Now, if we would compare the line distance of 0.354mi results (between the two points above) given by Google Maps and then compare them to the results received by the output of our two formulas there is still a slight difference. With the nautical miles formula output of 0.327mi and formal miles have an output of 0.376mi. As you can see, there are still slight differences between both results. However, when comparing to the actual navigable distance of 0.5mi, there is an even larger discrepancy which could definitely skew results.
With hundreds of thousands of rows of geographical data, I didn't know if it would be possible to 'add-in' some sort of Google API that could measure the practical navigable distance between the two points by using, for example, street names. In cases where data is missing i.e. no street names and only having the latitudinal and longitudinal coordinates, I didn't know how it would be possible to have an API or some program that would recognize the practical navigable distance between two coordinates and populating/automating thousands of results at a time. Understandably, I assume, it also depends on how accurate the coordinates are and whether those coordinates could attach to the most approximate address.

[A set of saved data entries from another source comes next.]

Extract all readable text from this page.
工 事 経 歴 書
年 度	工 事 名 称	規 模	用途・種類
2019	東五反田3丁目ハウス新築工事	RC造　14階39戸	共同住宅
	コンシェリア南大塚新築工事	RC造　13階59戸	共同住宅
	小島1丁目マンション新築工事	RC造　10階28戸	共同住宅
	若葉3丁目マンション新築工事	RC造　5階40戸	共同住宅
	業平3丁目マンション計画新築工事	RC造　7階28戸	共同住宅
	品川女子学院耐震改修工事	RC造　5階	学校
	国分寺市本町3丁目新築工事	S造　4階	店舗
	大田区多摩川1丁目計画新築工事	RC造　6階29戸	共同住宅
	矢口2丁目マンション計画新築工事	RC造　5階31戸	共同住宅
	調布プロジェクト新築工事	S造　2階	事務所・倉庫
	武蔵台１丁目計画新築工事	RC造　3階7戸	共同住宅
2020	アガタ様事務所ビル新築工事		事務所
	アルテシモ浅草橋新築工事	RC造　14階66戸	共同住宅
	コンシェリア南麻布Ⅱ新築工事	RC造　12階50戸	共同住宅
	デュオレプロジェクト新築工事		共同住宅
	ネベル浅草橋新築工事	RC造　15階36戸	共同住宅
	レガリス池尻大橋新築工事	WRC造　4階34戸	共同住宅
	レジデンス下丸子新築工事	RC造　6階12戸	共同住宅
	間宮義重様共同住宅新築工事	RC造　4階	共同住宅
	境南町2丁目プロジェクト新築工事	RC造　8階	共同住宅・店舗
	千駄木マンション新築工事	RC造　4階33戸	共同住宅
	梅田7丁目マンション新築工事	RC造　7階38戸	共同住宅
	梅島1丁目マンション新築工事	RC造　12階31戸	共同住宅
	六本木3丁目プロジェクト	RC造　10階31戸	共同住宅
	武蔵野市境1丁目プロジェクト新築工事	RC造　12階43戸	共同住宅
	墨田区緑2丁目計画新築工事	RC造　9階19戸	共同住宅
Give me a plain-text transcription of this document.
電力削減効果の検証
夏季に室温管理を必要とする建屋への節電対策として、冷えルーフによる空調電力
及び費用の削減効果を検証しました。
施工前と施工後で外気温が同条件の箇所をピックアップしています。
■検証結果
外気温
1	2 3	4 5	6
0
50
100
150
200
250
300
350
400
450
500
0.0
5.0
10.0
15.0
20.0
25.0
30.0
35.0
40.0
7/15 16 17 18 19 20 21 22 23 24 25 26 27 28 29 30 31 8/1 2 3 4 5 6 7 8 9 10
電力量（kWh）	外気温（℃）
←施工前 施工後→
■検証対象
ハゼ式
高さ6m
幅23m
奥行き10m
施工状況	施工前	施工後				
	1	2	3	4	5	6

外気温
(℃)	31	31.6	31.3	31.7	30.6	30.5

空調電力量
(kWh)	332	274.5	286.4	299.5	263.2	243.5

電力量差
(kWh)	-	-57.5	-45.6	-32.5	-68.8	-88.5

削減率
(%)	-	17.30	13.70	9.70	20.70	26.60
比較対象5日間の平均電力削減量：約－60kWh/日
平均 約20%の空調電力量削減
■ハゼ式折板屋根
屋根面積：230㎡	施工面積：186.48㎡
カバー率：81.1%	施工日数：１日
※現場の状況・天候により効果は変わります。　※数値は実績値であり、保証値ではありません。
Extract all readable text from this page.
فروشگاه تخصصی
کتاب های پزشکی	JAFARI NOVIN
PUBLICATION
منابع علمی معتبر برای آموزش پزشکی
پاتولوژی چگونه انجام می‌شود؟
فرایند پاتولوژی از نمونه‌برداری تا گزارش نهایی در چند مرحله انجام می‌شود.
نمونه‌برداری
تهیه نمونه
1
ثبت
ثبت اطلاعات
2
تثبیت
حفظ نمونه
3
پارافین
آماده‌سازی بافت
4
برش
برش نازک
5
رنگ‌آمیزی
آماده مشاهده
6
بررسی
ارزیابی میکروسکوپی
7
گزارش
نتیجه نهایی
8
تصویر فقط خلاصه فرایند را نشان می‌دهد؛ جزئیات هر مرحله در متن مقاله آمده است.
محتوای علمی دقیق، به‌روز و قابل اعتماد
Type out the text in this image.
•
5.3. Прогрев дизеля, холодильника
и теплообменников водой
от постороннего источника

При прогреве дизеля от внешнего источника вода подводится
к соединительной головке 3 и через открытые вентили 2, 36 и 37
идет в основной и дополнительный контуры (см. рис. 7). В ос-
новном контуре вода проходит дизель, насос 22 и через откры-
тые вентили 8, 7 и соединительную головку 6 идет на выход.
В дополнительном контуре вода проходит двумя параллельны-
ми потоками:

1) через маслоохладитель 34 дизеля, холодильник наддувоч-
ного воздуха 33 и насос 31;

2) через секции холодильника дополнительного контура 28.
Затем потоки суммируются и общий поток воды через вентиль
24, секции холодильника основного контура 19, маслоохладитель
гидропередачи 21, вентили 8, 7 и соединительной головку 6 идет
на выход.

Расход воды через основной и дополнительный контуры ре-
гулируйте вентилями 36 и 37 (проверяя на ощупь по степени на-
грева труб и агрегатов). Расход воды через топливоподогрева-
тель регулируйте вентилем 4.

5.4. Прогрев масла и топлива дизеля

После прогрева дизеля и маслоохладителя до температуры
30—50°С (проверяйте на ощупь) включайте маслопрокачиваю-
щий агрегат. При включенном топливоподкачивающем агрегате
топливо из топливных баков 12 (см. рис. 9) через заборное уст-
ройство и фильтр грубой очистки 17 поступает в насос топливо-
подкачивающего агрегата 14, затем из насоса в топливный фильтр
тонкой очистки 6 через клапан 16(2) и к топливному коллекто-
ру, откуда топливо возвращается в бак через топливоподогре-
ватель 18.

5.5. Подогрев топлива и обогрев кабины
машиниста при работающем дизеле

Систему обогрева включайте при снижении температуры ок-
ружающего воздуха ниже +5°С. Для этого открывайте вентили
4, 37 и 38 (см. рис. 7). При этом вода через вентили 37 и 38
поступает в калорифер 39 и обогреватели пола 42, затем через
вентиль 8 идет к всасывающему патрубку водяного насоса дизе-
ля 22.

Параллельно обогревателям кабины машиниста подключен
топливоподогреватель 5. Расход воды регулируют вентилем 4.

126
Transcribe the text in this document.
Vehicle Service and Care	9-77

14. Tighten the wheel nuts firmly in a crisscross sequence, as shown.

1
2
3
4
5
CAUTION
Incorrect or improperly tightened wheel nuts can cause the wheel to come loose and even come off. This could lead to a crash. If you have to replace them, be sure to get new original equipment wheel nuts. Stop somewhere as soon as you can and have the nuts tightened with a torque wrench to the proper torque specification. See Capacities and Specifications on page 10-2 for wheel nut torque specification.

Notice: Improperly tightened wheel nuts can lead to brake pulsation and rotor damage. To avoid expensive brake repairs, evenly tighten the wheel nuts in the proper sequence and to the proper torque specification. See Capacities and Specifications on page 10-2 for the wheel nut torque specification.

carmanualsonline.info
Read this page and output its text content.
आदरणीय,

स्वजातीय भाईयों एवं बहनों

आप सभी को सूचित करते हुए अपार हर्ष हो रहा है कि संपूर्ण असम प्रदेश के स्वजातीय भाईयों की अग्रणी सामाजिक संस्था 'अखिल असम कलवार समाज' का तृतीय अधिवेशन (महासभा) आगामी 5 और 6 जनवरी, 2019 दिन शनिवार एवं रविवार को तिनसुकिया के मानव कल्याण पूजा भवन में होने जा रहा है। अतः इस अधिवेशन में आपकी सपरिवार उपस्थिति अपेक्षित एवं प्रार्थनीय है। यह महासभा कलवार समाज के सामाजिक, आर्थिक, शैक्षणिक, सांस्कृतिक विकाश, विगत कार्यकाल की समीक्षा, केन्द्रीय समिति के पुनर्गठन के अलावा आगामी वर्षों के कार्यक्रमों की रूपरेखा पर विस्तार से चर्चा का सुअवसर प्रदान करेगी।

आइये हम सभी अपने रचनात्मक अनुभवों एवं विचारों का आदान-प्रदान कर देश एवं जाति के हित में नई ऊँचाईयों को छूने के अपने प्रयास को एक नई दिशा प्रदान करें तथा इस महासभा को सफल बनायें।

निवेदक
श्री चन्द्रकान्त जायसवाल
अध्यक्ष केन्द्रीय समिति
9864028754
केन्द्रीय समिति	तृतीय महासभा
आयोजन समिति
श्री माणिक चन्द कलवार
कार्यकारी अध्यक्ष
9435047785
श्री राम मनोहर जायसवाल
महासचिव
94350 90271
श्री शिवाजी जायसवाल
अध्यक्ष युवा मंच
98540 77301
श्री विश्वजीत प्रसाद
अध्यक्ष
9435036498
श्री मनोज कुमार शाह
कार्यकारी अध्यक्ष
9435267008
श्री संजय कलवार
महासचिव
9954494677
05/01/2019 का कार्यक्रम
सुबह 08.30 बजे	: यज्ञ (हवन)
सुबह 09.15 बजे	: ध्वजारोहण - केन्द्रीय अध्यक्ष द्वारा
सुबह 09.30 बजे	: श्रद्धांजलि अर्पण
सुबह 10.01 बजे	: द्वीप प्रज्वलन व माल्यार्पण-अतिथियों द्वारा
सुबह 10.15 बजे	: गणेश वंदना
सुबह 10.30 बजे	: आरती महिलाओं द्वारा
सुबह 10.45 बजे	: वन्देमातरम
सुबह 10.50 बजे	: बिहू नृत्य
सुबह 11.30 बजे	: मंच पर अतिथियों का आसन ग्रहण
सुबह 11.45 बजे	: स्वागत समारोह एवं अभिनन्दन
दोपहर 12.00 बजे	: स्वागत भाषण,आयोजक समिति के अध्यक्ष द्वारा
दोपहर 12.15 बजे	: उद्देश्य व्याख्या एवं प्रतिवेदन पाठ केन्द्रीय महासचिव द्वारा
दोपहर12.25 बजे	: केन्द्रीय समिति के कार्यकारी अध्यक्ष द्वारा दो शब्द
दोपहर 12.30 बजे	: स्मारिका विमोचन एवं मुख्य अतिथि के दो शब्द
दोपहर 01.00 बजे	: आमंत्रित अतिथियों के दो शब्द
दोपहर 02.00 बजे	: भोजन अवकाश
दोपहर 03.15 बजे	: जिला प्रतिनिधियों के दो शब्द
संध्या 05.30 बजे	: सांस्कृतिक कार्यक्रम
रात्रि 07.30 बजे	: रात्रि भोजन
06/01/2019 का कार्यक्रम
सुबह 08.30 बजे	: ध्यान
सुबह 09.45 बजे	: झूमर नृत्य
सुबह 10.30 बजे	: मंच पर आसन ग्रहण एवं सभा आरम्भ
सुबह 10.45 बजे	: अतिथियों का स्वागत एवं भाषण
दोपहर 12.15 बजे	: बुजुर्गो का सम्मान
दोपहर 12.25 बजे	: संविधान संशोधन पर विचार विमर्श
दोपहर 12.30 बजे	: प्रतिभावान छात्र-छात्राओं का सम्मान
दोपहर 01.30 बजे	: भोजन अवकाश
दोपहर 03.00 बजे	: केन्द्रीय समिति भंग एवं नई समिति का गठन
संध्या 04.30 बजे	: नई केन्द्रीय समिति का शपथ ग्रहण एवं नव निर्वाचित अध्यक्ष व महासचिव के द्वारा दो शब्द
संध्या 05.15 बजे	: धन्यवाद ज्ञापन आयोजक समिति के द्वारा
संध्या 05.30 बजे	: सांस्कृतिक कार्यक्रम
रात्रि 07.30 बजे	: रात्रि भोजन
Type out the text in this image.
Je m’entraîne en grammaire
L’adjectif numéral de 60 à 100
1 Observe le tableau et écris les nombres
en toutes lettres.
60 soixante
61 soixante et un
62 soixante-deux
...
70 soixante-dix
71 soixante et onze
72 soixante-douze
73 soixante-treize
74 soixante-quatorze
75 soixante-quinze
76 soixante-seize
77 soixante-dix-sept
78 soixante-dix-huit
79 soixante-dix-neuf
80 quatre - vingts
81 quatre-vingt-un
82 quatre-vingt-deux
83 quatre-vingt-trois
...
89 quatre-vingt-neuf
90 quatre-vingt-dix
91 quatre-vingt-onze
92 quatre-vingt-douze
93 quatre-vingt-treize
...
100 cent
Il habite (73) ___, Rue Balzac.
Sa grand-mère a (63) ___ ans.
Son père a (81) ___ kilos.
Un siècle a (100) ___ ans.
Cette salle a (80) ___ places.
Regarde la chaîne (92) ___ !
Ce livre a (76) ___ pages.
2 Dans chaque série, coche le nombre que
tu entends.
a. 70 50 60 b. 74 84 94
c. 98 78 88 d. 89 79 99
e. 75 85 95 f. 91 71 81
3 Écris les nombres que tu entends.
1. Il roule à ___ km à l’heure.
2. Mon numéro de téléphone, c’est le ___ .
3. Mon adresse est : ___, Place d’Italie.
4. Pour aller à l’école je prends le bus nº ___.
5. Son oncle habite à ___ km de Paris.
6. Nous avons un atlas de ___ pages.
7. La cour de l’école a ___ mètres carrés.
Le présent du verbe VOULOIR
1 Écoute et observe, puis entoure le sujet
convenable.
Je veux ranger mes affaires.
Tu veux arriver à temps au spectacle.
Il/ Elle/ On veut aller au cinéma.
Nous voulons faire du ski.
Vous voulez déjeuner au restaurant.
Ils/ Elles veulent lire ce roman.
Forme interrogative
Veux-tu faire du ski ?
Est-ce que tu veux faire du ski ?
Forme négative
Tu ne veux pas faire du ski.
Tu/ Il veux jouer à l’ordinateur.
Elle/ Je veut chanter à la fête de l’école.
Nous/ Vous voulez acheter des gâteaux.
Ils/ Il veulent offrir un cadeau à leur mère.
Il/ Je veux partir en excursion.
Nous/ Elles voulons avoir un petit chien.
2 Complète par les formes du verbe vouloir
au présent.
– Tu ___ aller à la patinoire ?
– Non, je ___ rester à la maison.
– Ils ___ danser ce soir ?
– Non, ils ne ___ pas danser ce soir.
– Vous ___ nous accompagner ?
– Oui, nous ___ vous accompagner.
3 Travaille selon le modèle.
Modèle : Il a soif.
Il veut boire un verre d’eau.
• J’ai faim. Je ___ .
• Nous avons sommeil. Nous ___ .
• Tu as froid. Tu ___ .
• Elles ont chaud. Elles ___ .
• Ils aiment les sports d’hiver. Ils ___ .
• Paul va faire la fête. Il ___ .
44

I did see a product by CDX Tech that actually blew my mind and I had confirmed with their team that it could solve for my specific case and similar case scenarios. Here are Video 1 and Video 2 that depicts how their product operates and how to implement it into excel to solve for Geocoding. Either way, I would like to find out what other programs/products are out there from your guys' experience. Let the hunt begin!